Siaran Pers:
Putusan Kasasi Mahkamah Agung RI Nomor: 1566K/PDT/2011 tanggal 28 November 2011, yang menyatakan Goa Temuluang adalah sah hak milik persekutuan hukum adat Bangkalaan Dayak, belum juga memberikan jaminan kepastian bagi pengelolaan Sarang Burung Walet Goa Temuluang di Desa Bangkalaan Dayak Kec. Kelumpang Hulu Kab. Kotabaru Provinsi Kalimantan Selatan.
Salah satu tokoh adat Bangkalaan Dayak bapak Herdinand dalam jumpa pers pada Jumat 25 April 2014 di Rumah AMAN Jakarta mengatakan “Kami sungguh bingung, sejak turun temurun kami tahu Goa Temuluang berada di wilayah adat kami bahkan putusan Mahkamah Agung telah memenangkan kami komunitas adat Bangkalaan Dayak adalah pemilik sah Goa Temuluang, tapi justru kami yang dicari-cari polisi dan diancam akan ditangkap jika kami melakukan panen sarang burung walet dalam Goa Temuluang”, ungkap Herdinand.
Tokoh masyarakat Bangkalaan Dayak lainnya Rully Lipan ikut menambahkan bahwa “atas masalah ini, Kepala Desa kami telah menyurati Bapak Bupati untuk meminta petunjuk dan arahan, melakukan musyawarah bersama kelembagaan adat dihadiri unsur Muspika yang menghasilkan kesepakatan pengelolaan sarang burung walet, hingga meminta perlindungan hukum kepada Kapolda Kalimantan Selatan, namun tetap warga kami berada pada posisi yang tidak berdaya dan dikejar-kejar hingga banyak diantara warga kami yang ketakutan lari ke hutan-hutan, sementara dilain pihak kami tahu ada kegiatan panen yang justru diamankan dan dikawal oleh pihak kepolisian”.
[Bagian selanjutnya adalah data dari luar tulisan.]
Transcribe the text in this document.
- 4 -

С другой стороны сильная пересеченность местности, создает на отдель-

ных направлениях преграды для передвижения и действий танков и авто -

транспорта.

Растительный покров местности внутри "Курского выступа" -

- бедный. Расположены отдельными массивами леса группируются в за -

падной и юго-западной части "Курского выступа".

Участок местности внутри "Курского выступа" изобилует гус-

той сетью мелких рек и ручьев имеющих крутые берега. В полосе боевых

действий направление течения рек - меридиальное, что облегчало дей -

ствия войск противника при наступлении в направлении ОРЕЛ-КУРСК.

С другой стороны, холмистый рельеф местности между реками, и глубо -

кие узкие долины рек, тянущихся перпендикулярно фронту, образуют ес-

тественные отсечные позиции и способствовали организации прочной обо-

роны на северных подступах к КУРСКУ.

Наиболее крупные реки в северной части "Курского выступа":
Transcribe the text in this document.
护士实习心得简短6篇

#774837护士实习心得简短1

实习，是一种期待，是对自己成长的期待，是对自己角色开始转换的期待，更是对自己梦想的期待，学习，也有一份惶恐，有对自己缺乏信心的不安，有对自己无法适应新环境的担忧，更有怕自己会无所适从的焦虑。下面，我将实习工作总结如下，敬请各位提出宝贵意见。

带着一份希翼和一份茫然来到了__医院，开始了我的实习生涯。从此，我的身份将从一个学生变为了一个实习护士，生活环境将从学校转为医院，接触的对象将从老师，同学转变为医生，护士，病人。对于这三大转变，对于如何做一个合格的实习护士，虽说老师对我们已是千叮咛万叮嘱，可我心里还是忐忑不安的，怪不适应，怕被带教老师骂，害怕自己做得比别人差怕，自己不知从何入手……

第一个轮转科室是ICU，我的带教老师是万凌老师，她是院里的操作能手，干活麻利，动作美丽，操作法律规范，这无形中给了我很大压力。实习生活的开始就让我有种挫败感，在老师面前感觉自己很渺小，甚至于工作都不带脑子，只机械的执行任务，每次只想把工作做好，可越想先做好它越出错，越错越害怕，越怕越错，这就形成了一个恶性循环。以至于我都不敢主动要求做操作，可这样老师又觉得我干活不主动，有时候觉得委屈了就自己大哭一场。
Komunitas adat Balai Bangkalaan Dayak adalah anggota dari Aliansi Masyarakat Adat Nusantara (AMAN) organisasi kemasyarakatan yang menghendaki terwujudnya kehidupan masyarakat adat yang berdaulat, adil, sejahtera, bermartabat dan demokratis. Dan atas kasus yang sedang dihadapi ini, AMAN melalui Perhimpunan Pembela Masyarakat Adat Nusantara (PPMAN) yang mengemban tugas pembelaan hukum bagi anggota menilai ada pemaksaan kehendak pihak tertentu diluar komunitas yang bermotif mengejar keuntungan ekonomi secara pribadi, dengan melibatkan aparat kepolisian Polres Kotabaru dan Polsek Kelumpang Hulu di wilayah hukum Polda Kalimantan Selatan.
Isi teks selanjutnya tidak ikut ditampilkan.